# Why do I like the new Bulova Aerojet so much?



## stmcgill

I recently spent just under £100 for a Bulova Aerojet (96B242) quartz watch and am still conflicted about it, but overall I absolutely adore this watch.

It is the kind of watch that I really should not like; it is not mechanical, it is not big, it has no lume that is useable and it is lightweight. I usually wear a Bulova Accutron deep sea 666 which I adore or for more demanding days, a 2nd generation Seiko Monster orange, but for some reason this particular watch caught my eye in the overpriced jewellers.

It is an homage to the original Aerojet, but somewhat larger to fit in with the modern style of bigger faces. It does, however, feel true to a time when a simple strap attached to a round watch using the most subtly styled lugs. Every part of this watch is consistent and it is the most 'watch like' watch I have ever owned. You look at it and just think "Yes, that's a watch" without considering any unnecessary features like a huge bezel or massive crowns for those who prefer a diver's watch, and who have never dived in their lives.

The Aerojet is incredibly light, giving it an air of cheapness in the hand, but on the wrist this translates to an invisibility which matches the styling perfectly. The ticking gives away the age of the watch more than the face and of course it is exceptionally accurate thanks to the Japanese quartz movement. A mechanical version of this watch would be a joy to behold in my opinion, or maybe even an Accutron II, but it is what it is and only the bizarre lume presence lets it down. The lume is a) not great at all and only stays visible for a few minutes after exposure to light and is b) completely pointless because only the hour markers are lumed at the ends and so it is worthless for actually telling the time.

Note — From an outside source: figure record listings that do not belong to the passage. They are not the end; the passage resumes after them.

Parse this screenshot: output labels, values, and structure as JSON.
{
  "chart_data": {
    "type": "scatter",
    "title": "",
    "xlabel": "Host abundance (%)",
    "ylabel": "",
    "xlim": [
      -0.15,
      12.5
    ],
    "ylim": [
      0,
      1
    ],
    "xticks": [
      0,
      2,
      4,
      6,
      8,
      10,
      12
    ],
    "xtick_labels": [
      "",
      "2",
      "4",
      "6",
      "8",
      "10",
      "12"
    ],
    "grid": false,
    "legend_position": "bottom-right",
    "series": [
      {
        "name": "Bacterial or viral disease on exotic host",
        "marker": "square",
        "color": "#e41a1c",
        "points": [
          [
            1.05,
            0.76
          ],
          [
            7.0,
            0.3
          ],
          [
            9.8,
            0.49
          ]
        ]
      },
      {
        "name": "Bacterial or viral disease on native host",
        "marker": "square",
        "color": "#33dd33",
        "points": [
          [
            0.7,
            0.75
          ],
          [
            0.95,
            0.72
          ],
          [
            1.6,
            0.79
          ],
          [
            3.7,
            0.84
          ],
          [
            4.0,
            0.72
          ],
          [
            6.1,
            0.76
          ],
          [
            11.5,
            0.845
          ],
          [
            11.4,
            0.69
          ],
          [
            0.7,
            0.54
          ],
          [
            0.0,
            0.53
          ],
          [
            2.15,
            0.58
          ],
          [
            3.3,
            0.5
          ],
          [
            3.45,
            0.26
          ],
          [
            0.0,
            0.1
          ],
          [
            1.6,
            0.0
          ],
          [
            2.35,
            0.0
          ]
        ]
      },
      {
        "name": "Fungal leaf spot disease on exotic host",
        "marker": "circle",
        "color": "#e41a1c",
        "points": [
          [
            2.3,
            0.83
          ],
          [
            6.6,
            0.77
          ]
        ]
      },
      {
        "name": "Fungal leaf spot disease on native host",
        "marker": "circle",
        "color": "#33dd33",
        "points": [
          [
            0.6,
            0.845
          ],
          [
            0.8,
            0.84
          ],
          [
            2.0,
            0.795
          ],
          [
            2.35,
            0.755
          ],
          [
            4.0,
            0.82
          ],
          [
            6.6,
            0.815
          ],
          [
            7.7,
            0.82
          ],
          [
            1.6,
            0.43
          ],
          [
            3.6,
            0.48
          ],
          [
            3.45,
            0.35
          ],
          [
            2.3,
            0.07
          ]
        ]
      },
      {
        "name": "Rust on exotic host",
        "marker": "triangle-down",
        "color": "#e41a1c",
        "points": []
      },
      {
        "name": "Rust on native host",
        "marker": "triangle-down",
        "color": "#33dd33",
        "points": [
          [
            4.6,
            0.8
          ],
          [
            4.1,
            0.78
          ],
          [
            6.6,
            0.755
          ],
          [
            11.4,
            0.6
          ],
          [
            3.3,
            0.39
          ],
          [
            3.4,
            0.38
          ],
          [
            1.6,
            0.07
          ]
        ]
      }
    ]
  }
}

The pointed hands finish off the pleasing form and they are highly visible against the off-white face which draws attention without ever demanding it. I don't know what else to say about the new Aerojet and I can't quite explain why I like it so much, but it has replaced my Timex Weekender as my budget 'watch' which doesn't pretend to be anything else.


----------



## ArchieGoodwin

Shaun, I'm a fan of the original, and the also the new one. It's something about the longer, straight lugs, the style of the dial and hands, and of course (in the original) the "Aerojet" marking on the dial. Yes, it would be nice to have a mechanical or auto version instead of a quartz. I strongly agree with you there, but don't hold your breath. It's a sharp looking piece, and suitable for dress and casual wear. 

Eric


----------



## cairoanan

I was not familiar with that watch until this post. That's a very clean looking Bulova. Well done.


----------



## hack99

I also was not aware of this watch. I think you like this watch, because it's a GREAT looking watch. 
The look and style, takes one back to a simpler time? 

Enjoy


----------



## knafel1983

Very well done watch. What is the diameter of it? I sure hope it's not too big, as Bulova (IMO) is infamous for making their watches too big for my taste.


----------



## ManOnTime

knafel1983 said:


> Very well done watch. What is the diameter of it? I sure hope it's not too big, as Bulova (IMO) is infamous for making their watches too big for my taste.


According to Amazon, it is 39mm wide and 9mm thick.


----------



## SigmaPiJiggy

Noob question: why don't I see this on the Bulova site?


Sent from my iPhone using Tapatalk


----------



## ManOnTime

SigmaPiJiggy said:


> Noob question: why don't I see this on the Bulova site?
> 
> Sent from my iPhone using Tapatalk


If you're looking at the Bulova USA site, they don't officially offer it here.


----------



## SigmaPiJiggy

Same thing with Accutrons- the Accutron by Bulova is all over the net except on their site. Doesn't make a lot of sense to not even have a link to go to the other lines. Oh well... 


Sent from my iPhone using Tapatalk


----------



## simpletreasures

There are times like these that I think "Citizen" intentionally doesn't allow Bulova the proper advertising budget needed to promote their watch line!


----------



## WesternNYer

.... because you have good taste! I happen to have the exact same watch (as of 2 weeks ago). Approx $160 from Amazon, w/ tax & shipping. It's not on the US website or in US stores - sold just in Europe. By the way, there's also one with a pure white dial - also Europe-only.


----------



## Tkacik

That's the perfect size for my wrist.


----------



## MexicanLawStudent

Hi, Stmcgill. I'm new at the forum and I'd like to start a post about this watch, but your photos are the only ones on a wrist that I could find online. May I use them if I say they are yours?


----------



## Unsolved_Mistry

They're now £90-£100 on amazon.co.uk I really like the silver case version with the gold indices.


----------



## WichitaViajero

I just saw them at my local Jewelry store, the white and the black dial versions, it just called my name

Love the looks of them


----------



## Bielsa

That's a lovely looking watch


----------